The Washington Post says that some Democrats are voicing their own complaint about the stimulus: "that the plan may fall short in its broader goal of transforming the American economy over the long term." But isn't it a little late for Congressional Democrats to begin airing their problems with Obama's stimulus plan?

NBC's Andrea Mitchell reports that the Senate Intelligence Committee has scheduled a confirmation hearing for Leon Panetta to be CIA director for next Tuesday, Feb. 3. That committee had been awaiting a series of answers to policy questions, which have now been received. Officials say there are no legal impediments that are delaying the hearing.

NBC's Viqueira notes that among the great questions of our time are what type of dog will the Obamas get come spring, and where (and with whom) will the new president indulge his passion for hoops. Well, Viq reports, it seems that at the Statuary Hall luncheon on Inauguration Day, Sen. John Ensign (R) challenged the new president to a game of two-on-two. Ensign, a fellow roundball enthusiast, proposed that he and Sen. John Thune, a high school star back home in South Dakota, play Obama and the wingman of his choice. It has been widely reported that the president has some people, both in his cabinet and in the west wing, who have got serious game. A Senate source says that the president was receptive, and that the venue of Camp David was specifically mentioned.

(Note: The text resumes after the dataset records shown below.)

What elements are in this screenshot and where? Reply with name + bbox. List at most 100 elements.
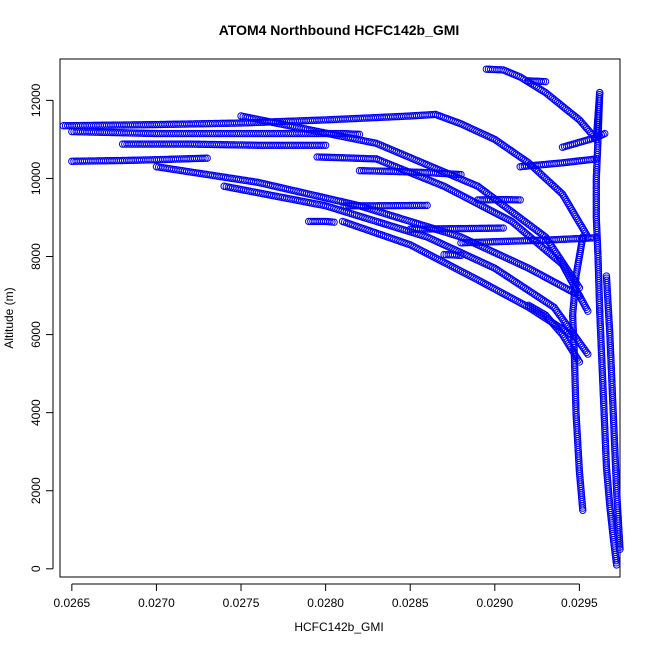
data-point	[560, 194, 569, 202]
data-point	[514, 196, 522, 204]
data-point	[603, 276, 611, 285]
data-point	[592, 234, 601, 242]
data-point	[547, 242, 556, 250]
data-point	[562, 195, 570, 204]
data-point	[319, 141, 328, 149]
data-point	[554, 322, 562, 330]
data-point	[537, 77, 546, 86]
data-point	[578, 223, 587, 232]
data-point	[559, 192, 568, 200]
data-point	[532, 305, 540, 314]
y-axis-label: Altitude (m)	[2, 287, 16, 348]
data-point	[566, 203, 574, 211]
data-point	[581, 229, 590, 237]
data-point	[563, 197, 571, 206]
data-point	[551, 247, 559, 256]
data-point	[539, 77, 548, 86]
data-point	[530, 82, 539, 90]
x-tick-label: 0.0285	[392, 596, 429, 610]
data-point	[567, 345, 576, 353]
data-point	[573, 280, 581, 288]
data-point	[602, 274, 611, 282]
data-point	[562, 336, 570, 344]
x-tick-label: 0.0295	[561, 596, 598, 610]
data-point	[541, 233, 550, 241]
data-point	[568, 207, 577, 215]
data-point	[570, 210, 579, 219]
y-tick-label: 0	[29, 565, 43, 572]
data-point	[567, 330, 575, 339]
data-point	[596, 88, 604, 97]
data-point	[201, 154, 209, 162]
data-point	[574, 216, 582, 224]
data-point	[561, 334, 569, 342]
data-point	[528, 303, 537, 312]
data-point	[537, 311, 546, 320]
data-point	[575, 358, 584, 366]
data-point	[564, 199, 572, 208]
data-point	[566, 343, 575, 352]
data-point	[558, 190, 567, 198]
data-point	[530, 304, 538, 313]
data-point	[573, 354, 581, 362]
data-point	[568, 347, 577, 355]
y-tick-label: 12000	[29, 83, 43, 117]
data-point	[580, 227, 589, 236]
data-point	[499, 224, 507, 232]
data-point	[538, 86, 546, 95]
x-tick-label: 0.0290	[476, 596, 513, 610]
data-point	[562, 264, 570, 272]
data-point	[584, 350, 592, 358]
data-point	[595, 91, 604, 99]
data-point	[497, 224, 505, 232]
data-point	[572, 352, 580, 361]
data-point	[518, 74, 526, 82]
data-point	[532, 308, 540, 316]
data-point	[567, 205, 575, 213]
y-tick-label: 4000	[29, 399, 43, 426]
data-point	[572, 212, 580, 221]
data-point	[516, 73, 524, 81]
data-point	[541, 314, 549, 322]
data-point	[563, 265, 572, 274]
data-point	[577, 222, 585, 230]
data-point	[521, 76, 530, 85]
data-point	[575, 218, 583, 226]
data-point	[558, 258, 567, 267]
data-point	[592, 155, 601, 163]
data-point	[423, 201, 431, 210]
data-point	[570, 276, 579, 285]
data-point	[549, 244, 557, 252]
data-point	[565, 341, 573, 350]
data-point	[524, 301, 533, 310]
data-point	[563, 338, 571, 346]
data-point	[576, 220, 584, 228]
data-point	[579, 225, 588, 234]
data-point	[574, 356, 582, 364]
data-point	[569, 209, 578, 217]
data-point	[330, 218, 338, 226]
data-point	[570, 349, 578, 357]
data-point	[543, 235, 551, 243]
data-point	[536, 85, 544, 93]
data-point	[573, 214, 581, 223]
data-point	[575, 284, 584, 292]
data-point	[566, 269, 574, 277]
data-point	[571, 350, 579, 359]
data-point	[552, 249, 561, 258]
x-axis-label: HCFC142b_GMI	[294, 620, 383, 634]
data-point	[568, 273, 576, 281]
data-point	[558, 330, 567, 339]
y-tick-label: 2000	[29, 477, 43, 504]
data-point	[546, 240, 555, 248]
data-point	[526, 302, 535, 311]
data-point	[199, 154, 207, 162]
data-point	[512, 196, 520, 204]
data-point	[550, 245, 558, 254]
data-point	[534, 307, 542, 315]
x-tick-label: 0.0275	[223, 596, 260, 610]
data-point	[421, 201, 429, 210]
data-point	[584, 233, 592, 241]
data-point	[574, 282, 582, 290]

Congress sent the Lilly Ledbetter Fair Pay Act to Obama's desk. It "makes it easier for women and others to sue for pay discrimination, even if the discrimination has prevailed for decades." And it's on to card check? "Having succeeded with the Ledbetter bill, labor rights advocates can turn to tougher issues, including a controversial measure, expected to come up later this year, that would take away a company's right to demand a secret ballot when workers are deciding whether to join a union."